Nell’estate del 2016 è stato ascoltato il dialogo fra i partannesi Nicola Accardo e Antonino Triolo: “… hai scritto tu?”; “… glielo ho fatto sapere… il fatto… Matteo”; “… ed hai chiuso il conto?”; “Tu domani ci vai…”; “… no … io domani…”; “.. lascia perdere… ascolta lui… qua non gli ha detto che sta qua… dice che era in Calabria ed è tornato…”.

Mentre parlavano si sentiva in sottofondo il rumore dello sfregamento della carta. Gli investigatori sono certi che i due avessero in mano un pizzino scritto dal latitante che al rientro dalla Calabria avrebbe pianificato degli incontri: “… passa qua… ed i cristiani ci vanno… e allora gli ho detto questo coso di qua…”; … interesso della discussione… il cognato?”; “Sua sorella, sua sorella”; “… qua … nel bigliettino è scritto… lo vedi? Questo scrive cosa ha deciso…”.

Quindi Triolo entrava nei particolari: “… la madre di Matteo… che lui non scrive si lamenta, lui deve scrivere… vorrei vedere a te… non gli interessa niente di nessuno…”. Quindi, poco prima di strappare il biglietto, spiegavano che il pizzino era arrivato tramite tale Nicola e c’erano riferimenti alla “famiglia” e alla “gerarchia”.

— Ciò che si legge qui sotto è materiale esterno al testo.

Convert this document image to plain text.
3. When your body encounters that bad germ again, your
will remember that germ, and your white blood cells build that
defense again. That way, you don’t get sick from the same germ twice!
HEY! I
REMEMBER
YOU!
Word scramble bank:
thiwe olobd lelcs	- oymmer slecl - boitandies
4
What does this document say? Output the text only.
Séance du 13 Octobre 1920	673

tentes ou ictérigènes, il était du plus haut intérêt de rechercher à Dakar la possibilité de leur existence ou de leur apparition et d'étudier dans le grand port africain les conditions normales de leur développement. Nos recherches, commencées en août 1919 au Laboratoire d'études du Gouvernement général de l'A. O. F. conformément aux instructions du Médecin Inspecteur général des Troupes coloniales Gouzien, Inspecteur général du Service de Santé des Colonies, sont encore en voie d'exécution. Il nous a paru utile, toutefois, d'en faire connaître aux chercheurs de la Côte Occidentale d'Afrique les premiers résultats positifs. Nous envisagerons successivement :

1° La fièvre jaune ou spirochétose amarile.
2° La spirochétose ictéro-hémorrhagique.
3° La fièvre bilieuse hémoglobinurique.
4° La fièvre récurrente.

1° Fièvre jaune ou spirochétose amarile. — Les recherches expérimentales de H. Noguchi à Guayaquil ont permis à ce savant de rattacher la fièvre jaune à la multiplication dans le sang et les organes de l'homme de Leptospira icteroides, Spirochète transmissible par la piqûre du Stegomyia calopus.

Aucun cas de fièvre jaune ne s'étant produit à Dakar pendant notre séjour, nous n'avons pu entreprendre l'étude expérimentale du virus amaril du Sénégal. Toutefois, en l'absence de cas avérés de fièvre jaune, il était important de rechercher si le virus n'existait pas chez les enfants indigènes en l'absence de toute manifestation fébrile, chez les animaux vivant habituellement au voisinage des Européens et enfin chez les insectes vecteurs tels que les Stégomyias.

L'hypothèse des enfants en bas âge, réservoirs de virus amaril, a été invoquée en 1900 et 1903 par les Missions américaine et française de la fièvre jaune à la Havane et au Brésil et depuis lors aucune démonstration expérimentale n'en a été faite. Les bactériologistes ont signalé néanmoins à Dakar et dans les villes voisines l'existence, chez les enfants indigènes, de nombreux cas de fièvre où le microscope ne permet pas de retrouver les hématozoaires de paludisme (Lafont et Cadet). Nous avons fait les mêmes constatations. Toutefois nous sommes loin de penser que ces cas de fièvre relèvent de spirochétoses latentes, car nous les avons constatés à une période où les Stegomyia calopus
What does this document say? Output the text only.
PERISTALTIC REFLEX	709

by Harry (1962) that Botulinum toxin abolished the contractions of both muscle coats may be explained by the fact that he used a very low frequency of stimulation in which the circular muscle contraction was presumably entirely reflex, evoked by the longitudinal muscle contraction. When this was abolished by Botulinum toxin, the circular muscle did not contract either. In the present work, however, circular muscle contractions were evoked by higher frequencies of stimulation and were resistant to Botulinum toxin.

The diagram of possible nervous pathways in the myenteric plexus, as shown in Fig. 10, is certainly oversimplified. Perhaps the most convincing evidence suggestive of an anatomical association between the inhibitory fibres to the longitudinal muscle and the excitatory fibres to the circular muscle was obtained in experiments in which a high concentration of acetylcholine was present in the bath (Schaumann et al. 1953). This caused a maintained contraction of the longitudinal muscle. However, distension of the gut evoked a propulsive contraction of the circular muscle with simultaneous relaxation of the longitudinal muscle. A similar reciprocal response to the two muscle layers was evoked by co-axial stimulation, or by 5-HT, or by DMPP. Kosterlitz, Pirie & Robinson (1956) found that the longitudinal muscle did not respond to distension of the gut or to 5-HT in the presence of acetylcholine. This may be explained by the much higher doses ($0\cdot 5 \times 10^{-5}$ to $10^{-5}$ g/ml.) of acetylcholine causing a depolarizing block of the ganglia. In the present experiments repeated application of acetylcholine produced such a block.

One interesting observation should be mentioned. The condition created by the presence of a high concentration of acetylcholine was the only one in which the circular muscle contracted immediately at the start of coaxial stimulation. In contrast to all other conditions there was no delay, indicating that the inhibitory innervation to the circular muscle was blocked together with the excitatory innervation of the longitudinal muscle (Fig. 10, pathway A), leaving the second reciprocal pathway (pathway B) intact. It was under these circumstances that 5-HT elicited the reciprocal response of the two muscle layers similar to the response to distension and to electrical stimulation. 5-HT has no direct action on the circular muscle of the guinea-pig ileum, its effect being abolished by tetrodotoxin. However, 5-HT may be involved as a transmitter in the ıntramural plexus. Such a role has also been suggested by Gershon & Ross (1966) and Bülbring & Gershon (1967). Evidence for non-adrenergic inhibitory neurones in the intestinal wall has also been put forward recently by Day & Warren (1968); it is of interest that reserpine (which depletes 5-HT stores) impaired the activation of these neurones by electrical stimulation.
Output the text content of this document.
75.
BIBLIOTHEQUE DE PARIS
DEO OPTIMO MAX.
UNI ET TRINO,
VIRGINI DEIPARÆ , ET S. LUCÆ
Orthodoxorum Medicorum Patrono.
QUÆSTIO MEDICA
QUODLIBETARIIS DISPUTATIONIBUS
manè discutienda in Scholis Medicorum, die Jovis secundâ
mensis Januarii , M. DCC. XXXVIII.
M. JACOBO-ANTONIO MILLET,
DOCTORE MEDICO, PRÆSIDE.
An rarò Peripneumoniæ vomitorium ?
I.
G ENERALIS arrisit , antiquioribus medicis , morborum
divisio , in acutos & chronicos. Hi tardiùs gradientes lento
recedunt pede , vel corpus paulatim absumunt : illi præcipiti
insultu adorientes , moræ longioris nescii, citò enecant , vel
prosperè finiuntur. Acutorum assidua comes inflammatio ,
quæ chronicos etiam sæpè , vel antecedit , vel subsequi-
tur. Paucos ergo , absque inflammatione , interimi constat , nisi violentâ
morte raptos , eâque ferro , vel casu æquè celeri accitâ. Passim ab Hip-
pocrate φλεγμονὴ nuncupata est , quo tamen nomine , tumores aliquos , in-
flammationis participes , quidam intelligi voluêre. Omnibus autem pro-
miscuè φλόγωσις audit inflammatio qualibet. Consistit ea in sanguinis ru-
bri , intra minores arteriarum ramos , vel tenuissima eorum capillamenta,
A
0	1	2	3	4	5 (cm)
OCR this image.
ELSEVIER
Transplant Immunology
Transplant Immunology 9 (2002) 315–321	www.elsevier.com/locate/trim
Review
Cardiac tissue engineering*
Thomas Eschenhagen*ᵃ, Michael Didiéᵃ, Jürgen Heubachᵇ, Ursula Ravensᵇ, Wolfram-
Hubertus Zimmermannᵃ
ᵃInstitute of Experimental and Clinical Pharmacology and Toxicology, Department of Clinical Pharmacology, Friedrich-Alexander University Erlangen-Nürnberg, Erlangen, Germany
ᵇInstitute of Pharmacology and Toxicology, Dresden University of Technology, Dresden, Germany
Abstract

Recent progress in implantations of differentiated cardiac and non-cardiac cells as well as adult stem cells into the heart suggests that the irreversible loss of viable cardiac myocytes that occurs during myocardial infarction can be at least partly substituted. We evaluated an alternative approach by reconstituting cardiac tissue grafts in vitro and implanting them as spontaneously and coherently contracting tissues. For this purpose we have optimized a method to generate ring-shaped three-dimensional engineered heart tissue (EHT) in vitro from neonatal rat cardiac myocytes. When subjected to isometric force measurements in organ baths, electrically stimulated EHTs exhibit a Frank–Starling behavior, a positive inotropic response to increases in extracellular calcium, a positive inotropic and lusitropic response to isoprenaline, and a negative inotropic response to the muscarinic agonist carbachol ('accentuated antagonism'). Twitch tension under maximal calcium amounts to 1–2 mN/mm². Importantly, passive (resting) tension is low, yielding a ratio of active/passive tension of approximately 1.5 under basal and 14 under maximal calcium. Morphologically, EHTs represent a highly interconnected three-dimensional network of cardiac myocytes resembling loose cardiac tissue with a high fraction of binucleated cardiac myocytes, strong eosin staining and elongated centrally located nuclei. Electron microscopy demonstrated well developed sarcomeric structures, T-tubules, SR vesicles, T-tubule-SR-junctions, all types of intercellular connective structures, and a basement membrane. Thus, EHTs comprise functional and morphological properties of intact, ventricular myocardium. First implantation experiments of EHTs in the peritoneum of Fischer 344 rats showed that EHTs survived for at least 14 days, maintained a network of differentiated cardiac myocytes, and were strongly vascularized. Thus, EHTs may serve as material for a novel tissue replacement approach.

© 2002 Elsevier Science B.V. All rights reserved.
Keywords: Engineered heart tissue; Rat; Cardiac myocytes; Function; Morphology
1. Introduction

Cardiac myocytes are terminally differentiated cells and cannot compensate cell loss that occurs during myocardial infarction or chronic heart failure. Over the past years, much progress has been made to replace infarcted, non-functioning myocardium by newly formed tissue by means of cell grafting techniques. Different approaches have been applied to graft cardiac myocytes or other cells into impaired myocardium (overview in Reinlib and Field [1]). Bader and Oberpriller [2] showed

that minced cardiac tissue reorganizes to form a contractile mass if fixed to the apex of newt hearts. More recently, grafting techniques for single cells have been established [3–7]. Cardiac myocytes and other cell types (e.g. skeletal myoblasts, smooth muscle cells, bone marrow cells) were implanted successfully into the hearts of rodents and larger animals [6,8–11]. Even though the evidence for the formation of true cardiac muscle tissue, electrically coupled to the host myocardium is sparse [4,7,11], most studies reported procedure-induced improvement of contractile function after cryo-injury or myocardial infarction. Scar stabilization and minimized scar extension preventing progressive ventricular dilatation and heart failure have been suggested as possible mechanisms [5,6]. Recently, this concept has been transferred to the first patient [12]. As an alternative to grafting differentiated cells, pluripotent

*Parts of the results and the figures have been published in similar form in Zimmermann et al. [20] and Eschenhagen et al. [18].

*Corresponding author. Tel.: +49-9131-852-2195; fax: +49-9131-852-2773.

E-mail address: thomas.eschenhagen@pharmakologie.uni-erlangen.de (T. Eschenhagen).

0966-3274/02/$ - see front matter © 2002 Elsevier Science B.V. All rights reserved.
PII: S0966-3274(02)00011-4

Nell’estate successiva, agosto 2017, era stata registrata una nuova conversazione all’interno della macchina di Dario Messina, considerato il reggente del mandamento mafioso di Mazara del Vallo. Messina chiedeva informazioni su un biglietto a lui destinato. Lo aveva ricevuto Marco Buffa : “… mi è arrivato questo coso a me… già appena mi è arrivato questo coso mi sono venuti i tic, ho detto: a posto… c’era quello e gli ho detto: aspetta un minuto, prendi qua … gli ho detto … che devo portare la risposta subito. Minchia appena ho visto Dario Me…”.

Da allora silenzio assoluto. Messina Denaro è tornato ad essere il fantasma di sempre. Nella richiesta di rinvio a giudizio che ha portato al processo chiuso oggi con le condanne i pubblici ministeri della Dda indicavano Matteo Messina Denaro come il capomafia “dell’intera provincia di Trapani e in tutta la Sicilia occidentale”. È lui che “ha impartito direttive anche attraverso rapporti epistolari e costituito il punto di riferimento mafioso decisionale in relazione alle attività e agli affari illeciti più importanti gestiti da Cosa nostra nella provincia di Trapani ed in altri luoghi della Sicilia”.